On dirait qu'à l'heure
paresseuse du petit déjeuner, quand les machines intérieures se
mettent en place, une discussion aboutirait à la décision de la
visite d'une exposition dans la grande villa pacha, après un
déjeuner dans une brasserie au dessus d'une plage, de l'autre côté
de la rade. On dirait qu'une jeune femme déciderait de faire la
traversée en bateau avec l'enfantelet pour la joie de celui-ci et
qu'une petite vieille en retrait serein, yeux caressant des branches
de mimosa pendant qu'elle tentait de venir à bout d'une bouchée –
l'était trop grosse mais il fallait éviter de laisser tomber la
petite colline de merveilleuse confiture d'orange glissant sur le
pain – se dépêcherait d'avaler et d'une voix étranglée demanderait
la permission de les accompagner, l'avait jamais en tant d'années eu
ce plaisir, ne connaissait que les bateaux pour les îles d'or et de
tout son corps avait envie de sentir une coque sous elle.
Pendant que de fins nuages
gris se superposaient, circulaient entre les zones de ciel libre,
sont montés dans une voiture, sont sortis du parking devant les
maisons de la basse ville, ont effleuré les étals du Cours
Lafayette,
et, les joues légèrement
frappées par un reste de vent, ont fait quelques pas sur le quai
jusqu'à l’embarcadère des navettes, se sont installés à
l'extérieur, à la poupe, ont regardé les gens qui montaient comme
on monte dans un bus pour rejoindre leur travail ou leur maison, ont
bien fermé le blouson de l'enfantelet, non pardon le petit garçon,
et noué son écharpe.
Il y a eu une petite main
qui recherchait la main maternelle quand des trépidations ont secoué
le plancher, le banc, les corps et puis un petit rire de ravissement.

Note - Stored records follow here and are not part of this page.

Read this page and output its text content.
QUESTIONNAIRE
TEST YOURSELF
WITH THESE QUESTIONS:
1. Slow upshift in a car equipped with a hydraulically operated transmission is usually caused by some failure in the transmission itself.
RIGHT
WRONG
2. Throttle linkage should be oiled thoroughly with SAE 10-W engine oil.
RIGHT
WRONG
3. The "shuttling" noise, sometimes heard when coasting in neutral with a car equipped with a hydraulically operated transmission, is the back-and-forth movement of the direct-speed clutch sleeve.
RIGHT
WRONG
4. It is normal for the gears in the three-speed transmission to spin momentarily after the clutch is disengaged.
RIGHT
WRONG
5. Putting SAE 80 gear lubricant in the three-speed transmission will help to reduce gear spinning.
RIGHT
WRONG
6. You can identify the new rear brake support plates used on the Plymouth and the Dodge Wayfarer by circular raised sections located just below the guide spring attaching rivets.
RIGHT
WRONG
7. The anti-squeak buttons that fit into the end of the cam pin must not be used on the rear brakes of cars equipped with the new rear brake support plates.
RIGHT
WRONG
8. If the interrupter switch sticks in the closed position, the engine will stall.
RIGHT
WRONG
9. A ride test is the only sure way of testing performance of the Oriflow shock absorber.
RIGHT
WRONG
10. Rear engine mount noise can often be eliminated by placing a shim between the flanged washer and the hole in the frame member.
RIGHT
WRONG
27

Il y a eu un salut aux grues (encore un amoureux de ces flèches
colorées) et puis la mer frissonnante, la côte qui changeait de
forme, dévoilant les bateaux gris, l'adieu à la Tour Royale,
les jetées, les petits
ports, les visages baignés d'air iodé, les narines qui palpitaient,
le sillage, le moment où le Coudon est apparu (là c'est la petite
vieille qui a salué rituellement sa première idée de montagne)
le fort Balaguier, la
beauté de la rade, la plus belle - non pas du monde puisqu'il y a
Rio et oui c'est vrai Halong – mais ce sont des baies – la plus
belle donc, c'est décidé, d'Europe.
Il y a eu les parcs à
huitres, les grandes villas aux styles hétéroclites parsemées sur
les collines boisées et l'arrêt à Tamaris,
et puis, un peu plus loin,
le terminus, les Sablettes, à côté d'un chantier à demi
abandonné.
Ils sont descendus, ont
été attirés par des chapiteaux, sont restés accrochés aux
barreaux sans pouvoir réveiller ce qui est une école du cirque...
et je les laisse là.
8 commentaires:
que c'est beau ! belle journée à vous
oh merci ! à vous également
Merci pour cette bouffée d'air marin !
Beau samedi à vous.
J'aime tant voir mon quotidien par tes yeux... et tes mots aussi charmants que " l'enfantelet"
ça bat quand même la navette entre ma rive et la Bathelasse !
la plus belle d'Europe ? j'en reste bouche "bée"
tu ne savais pas que
qui se lève de Toulon se lève de la raison ?
J'affirme !!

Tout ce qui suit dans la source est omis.